What was MSNBC thinking?

Neither MSNBC nor its commentator, Keith Olbermann, would be considered a bastion of good journalism.

Olbermann, a former ESPN host, is a bright, articulate and insightful guy who can be alternately funny and angry, sometimes on the same broadcast. He was suspended without pay by his network for two days recently when it was disclosed that he had contributed to the campaigns of several Democratic candidates.

We learned later that his suspension wasn’t so much for the contributions but because he hadn’t received permission from his higher-ups to do it. That’s nuts.

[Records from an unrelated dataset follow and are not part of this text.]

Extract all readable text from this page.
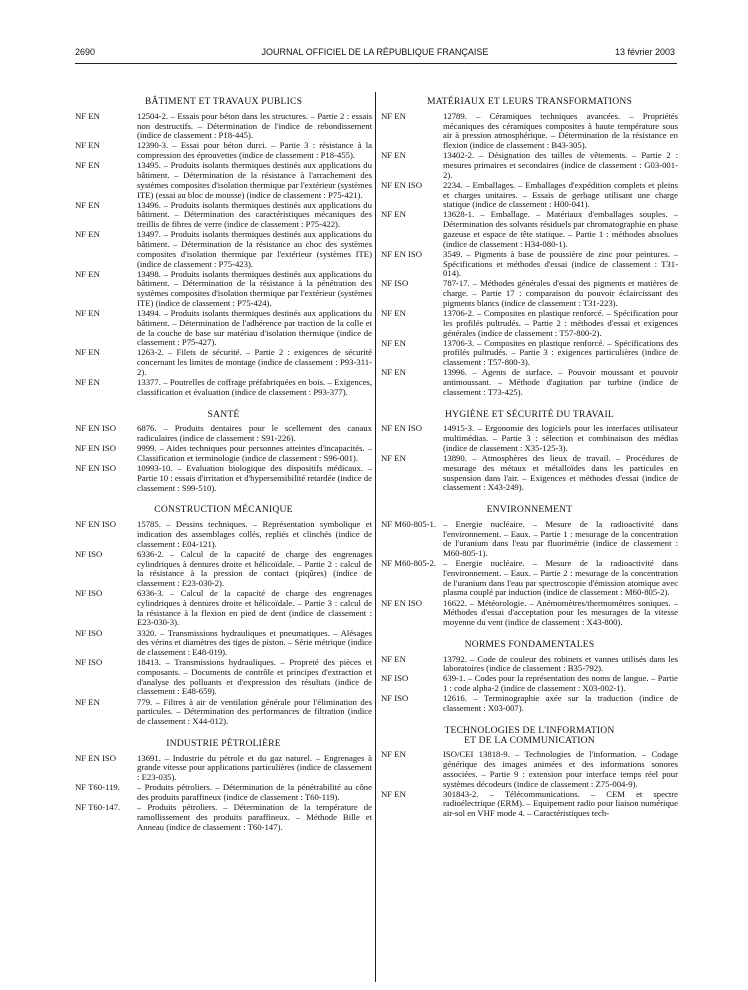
2690	JOURNAL OFFICIEL DE LA RÉPUBLIQUE FRANÇAISE	13 février 2003
BÂTIMENT ET TRAVAUX PUBLICS
NF EN	12504-2. – Essais pour béton dans les structures. – Partie 2 : essais non destructifs. – Détermination de l'indice de rebondissement (indice de classement : P18-445).
NF EN	12390-3. – Essai pour béton durci. – Partie 3 : résistance à la compression des éprouvettes (indice de classement : P18-455).
NF EN	13495. – Produits isolants thermiques destinés aux applications du bâtiment. – Détermination de la résistance à l'arrachement des systèmes composites d'isolation thermique par l'extérieur (systèmes ITE) (essai au bloc de mousse) (indice de classement : P75-421).
NF EN	13496. – Produits isolants thermiques destinés aux applications du bâtiment. – Détermination des caractéristiques mécaniques des treillis de fibres de verre (indice de classement : P75-422).
NF EN	13497. – Produits isolants thermiques destinés aux applications du bâtiment. – Détermination de la résistance au choc des systèmes composites d'isolation thermique par l'extérieur (systèmes ITE) (indice de classement : P75-423).
NF EN	13498. – Produits isolants thermiques destinés aux applications du bâtiment. – Détermination de la résistance à la pénétration des systèmes composites d'isolation thermique par l'extérieur (systèmes ITE) (indice de classement : P75-424).
NF EN	13494. – Produits isolants thermiques destinés aux applications du bâtiment. – Détermination de l'adhérence par traction de la colle et de la couche de base sur matériau d'isolation thermique (indice de classement : P75-427).
NF EN	1263-2. – Filets de sécurité. – Partie 2 : exigences de sécurité concernant les limites de montage (indice de classement : P93-311-2).
NF EN	13377. – Poutrelles de coffrage préfabriquées en bois. – Exigences, classification et évaluation (indice de classement : P93-377).
SANTÉ
NF EN ISO	6876. – Produits dentaires pour le scellement des canaux radiculaires (indice de classement : S91-226).
NF EN ISO	9999. – Aides techniques pour personnes atteintes d'incapacités. – Classification et terminologie (indice de classement : S96-001).
NF EN ISO	10993-10. – Evaluation biologique des dispositifs médicaux. – Partie 10 : essais d'irritation et d'hypersensibilité retardée (indice de classement : S99-510).
CONSTRUCTION MÉCANIQUE
NF EN ISO	15785. – Dessins techniques. – Représentation symbolique et indication des assemblages collés, repliés et clinchés (indice de classement : E04-121).
NF ISO	6336-2. – Calcul de la capacité de charge des engrenages cylindriques à dentures droite et hélicoïdale. – Partie 2 : calcul de la résistance à la pression de contact (piqûres) (indice de classement : E23-030-2).
NF ISO	6336-3. – Calcul de la capacité de charge des engrenages cylindriques à dentures droite et hélicoïdale. – Partie 3 : calcul de la résistance à la flexion en pied de dent (indice de classement : E23-030-3).
NF ISO	3320. – Transmissions hydrauliques et pneumatiques. – Alésages des vérins et diamètres des tiges de piston. – Série métrique (indice de classement : E48-019).
NF ISO	18413. – Transmissions hydrauliques. – Propreté des pièces et composants. – Documents de contrôle et principes d'extraction et d'analyse des polluants et d'expression des résultats (indice de classement : E48-659).
NF EN	779. – Filtres à air de ventilation générale pour l'élimination des particules. – Détermination des performances de filtration (indice de classement : X44-012).
INDUSTRIE PÉTROLIÈRE
NF EN ISO	13691. – Industrie du pétrole et du gaz naturel. – Engrenages à grande vitesse pour applications particulières (indice de classement : E23-035).
NF T60-119.	– Produits pétroliers. – Détermination de la pénétrabilité au cône des produits paraffineux (indice de classement : T60-119).
NF T60-147.	– Produits pétroliers. – Détermination de la température de ramollissement des produits paraffineux. – Méthode Bille et Anneau (indice de classement : T60-147).
MATÉRIAUX ET LEURS TRANSFORMATIONS
NF EN	12789. – Céramiques techniques avancées. – Propriétés mécaniques des céramiques composites à haute température sous air à pression atmosphérique. – Détermination de la résistance en flexion (indice de classement : B43-305).
NF EN	13402-2. – Désignation des tailles de vêtements. – Partie 2 : mesures primaires et secondaires (indice de classement : G03-001-2).
NF EN ISO	2234. – Emballages. – Emballages d'expédition complets et pleins et charges unitaires. – Essais de gerbage utilisant une charge statique (indice de classement : H00-041).
NF EN	13628-1. – Emballage. – Matériaux d'emballages souples. – Détermination des solvants résiduels par chromatographie en phase gazeuse et espace de tête statique. – Partie 1 : méthodes absolues (indice de classement : H34-080-1).
NF EN ISO	3549. – Pigments à base de poussière de zinc pour peintures. – Spécifications et méthodes d'essai (indice de classement : T31-014).
NF ISO	787-17. – Méthodes générales d'essai des pigments et matières de charge. – Partie 17 : comparaison du pouvoir éclaircissant des pigments blancs (indice de classement : T31-223).
NF EN	13706-2. – Composites en plastique renforcé. – Spécification pour les profilés pultrudés. – Partie 2 : méthodes d'essai et exigences générales (indice de classement : T57-800-2).
NF EN	13706-3. – Composites en plastique renforcé. – Spécifications des profilés pultrudés. – Partie 3 : exigences particulières (indice de classement : T57-800-3).
NF EN	13996. – Agents de surface. – Pouvoir moussant et pouvoir antimoussant. – Méthode d'agitation par turbine (indice de classement : T73-425).
HYGIÈNE ET SÉCURITÉ DU TRAVAIL
NF EN ISO	14915-3. – Ergonomie des logiciels pour les interfaces utilisateur multimédias. – Partie 3 : sélection et combinaison des médias (indice de classement : X35-125-3).
NF EN	13890. – Atmosphères des lieux de travail. – Procédures de mesurage des métaux et métalloïdes dans les particules en suspension dans l'air. – Exigences et méthodes d'essai (indice de classement : X43-249).
ENVIRONNEMENT
NF M60-805-1. – Energie nucléaire. – Mesure de la radioactivité dans l'environnement. – Eaux. – Partie 1 : mesurage de la concentration de l'uranium dans l'eau par fluorimétrie (indice de classement : M60-805-1).
NF M60-805-2. – Energie nucléaire. – Mesure de la radioactivité dans l'environnement. – Eaux. – Partie 2 : mesurage de la concentration de l'uranium dans l'eau par spectroscopie d'émission atomique avec plasma couplé par induction (indice de classement : M60-805-2).
NF EN ISO	16622. – Météorologie. – Anémomètres/thermomètres soniques. – Méthodes d'essai d'acceptation pour les mesurages de la vitesse moyenne du vent (indice de classement : X43-800).
NORMES FONDAMENTALES
NF EN	13792. – Code de couleur des robinets et vannes utilisés dans les laboratoires (indice de classement : B35-792).
NF ISO	639-1. – Codes pour la représentation des noms de langue. – Partie 1 : code alpha-2 (indice de classement : X03-002-1).
NF ISO	12616. – Terminographie axée sur la traduction (indice de classement : X03-007).
TECHNOLOGIES DE L'INFORMATION
ET DE LA COMMUNICATION
NF EN	ISO/CEI 13818-9. – Technologies de l'information. – Codage générique des images animées et des informations sonores associées. – Partie 9 : extension pour interface temps réel pour systèmes décodeurs (indice de classement : Z75-004-9).
NF EN	301843-2. – Télécommunications. – CEM et spectre radioélectrique (ERM). – Equipement radio pour liaison numérique air-sol en VHF mode 4. – Caractéristiques tech-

There’s nothing new about commentators contributing to political campaigns. Many on either side of the political spectrum have done it, and some commentators actually run for office while doing their commentating. At this point everyone pretty much knows that MSNBC, Fox News and, increasingly, CNN, are entertainment and opinion networks, not news organizations that pay a lot of attention to journalism ethics.

That’s entirely OK, but it makes Olbermann’s suspension even odder. He leans left – hard. Spend 15 minutes watching his show and it’s obvious. That he would contribute to Democrats is about as surprising as learning that potatoes come from Idaho.

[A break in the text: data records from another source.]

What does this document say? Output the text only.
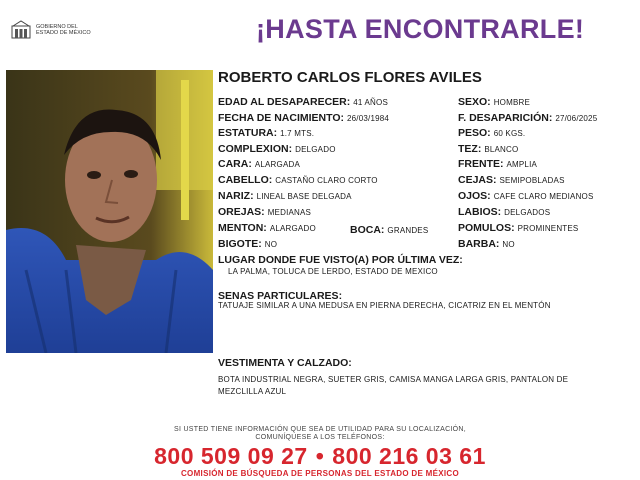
GOBIERNO DEL
ESTADO DE MÉXICO	¡HASTA ENCONTRARLE!
ROBERTO CARLOS FLORES AVILES
EDAD AL DESAPARECER: 41 AÑOS
FECHA DE NACIMIENTO: 26/03/1984
ESTATURA: 1.7 MTS.
COMPLEXION: DELGADO
CARA: ALARGADA
CABELLO: CASTAÑO CLARO CORTO
NARIZ: LINEAL BASE DELGADA
OREJAS: MEDIANAS
MENTON: ALARGADO	BOCA: GRANDES
BIGOTE: NO
SEXO: HOMBRE
F. DESAPARICIÓN: 27/06/2025
PESO: 60 KGS.
TEZ: BLANCO
FRENTE: AMPLIA
CEJAS: SEMIPOBLADAS
OJOS: CAFE CLARO MEDIANOS
LABIOS: DELGADOS
POMULOS: PROMINENTES
BARBA: NO
LUGAR DONDE FUE VISTO(A) POR ÚLTIMA VEZ:
LA PALMA, TOLUCA DE LERDO, ESTADO DE MEXICO
SENAS PARTICULARES:
TATUAJE SIMILAR A UNA MEDUSA EN PIERNA DERECHA, CICATRIZ EN EL MENTÓN
VESTIMENTA Y CALZADO:
BOTA INDUSTRIAL NEGRA, SUETER GRIS, CAMISA MANGA LARGA GRIS, PANTALON DE
MEZCLILLA AZUL
SI USTED TIENE INFORMACIÓN QUE SEA DE UTILIDAD PARA SU LOCALIZACIÓN,
COMUNÍQUESE A LOS TELÉFONOS:
800 509 09 27 • 800 216 03 61
COMISIÓN DE BÚSQUEDA DE PERSONAS DEL ESTADO DE MÉXICO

Fox News still uses its “fair and balanced” slogan when it clearly has no intention of being either. Fox leans right – hard - and everybody knows it. That’s OK, too, but fair and balanced it certainly is not.

Legitimate news organizations adopt, enforce and make public their ethical standards. They are no mystery. For example, there is a clear separation between news and opinion. Reporters don’t make contributions to parties or candidates. They (I’m quoting now from the Society of Professional Journalists’ Code of Ethics):
o Seek truth and report it.
o Minimize harm.
o Act independently.
o Are accountable.
It sounds pompous or quaint in today’s cynical media environment, but the objective of the journalist can be summed up with this paraphrasing from SPJ: “The duty of the journalist is to further public enlightenment by seeking truth and providing a fair and comprehensive account of events and issues.”

Organizations that focus more on entertainment and opinion aren’t necessarily less honorable than those that focus on journalism, but they are decidedly different, just as they are likely to be more profitable. C-Span and the PBS News Hour don’t exactly rake in the viewers, and the evening news broadcasts of the major TV networks don’t get many more. We prefer, it seems, to listen to people who share our world view and who can both entertain and infuriate.

MSNBC managers should drop their journalistic pretensions and they should never have suspended Olbermann in the first place. It made them look bad.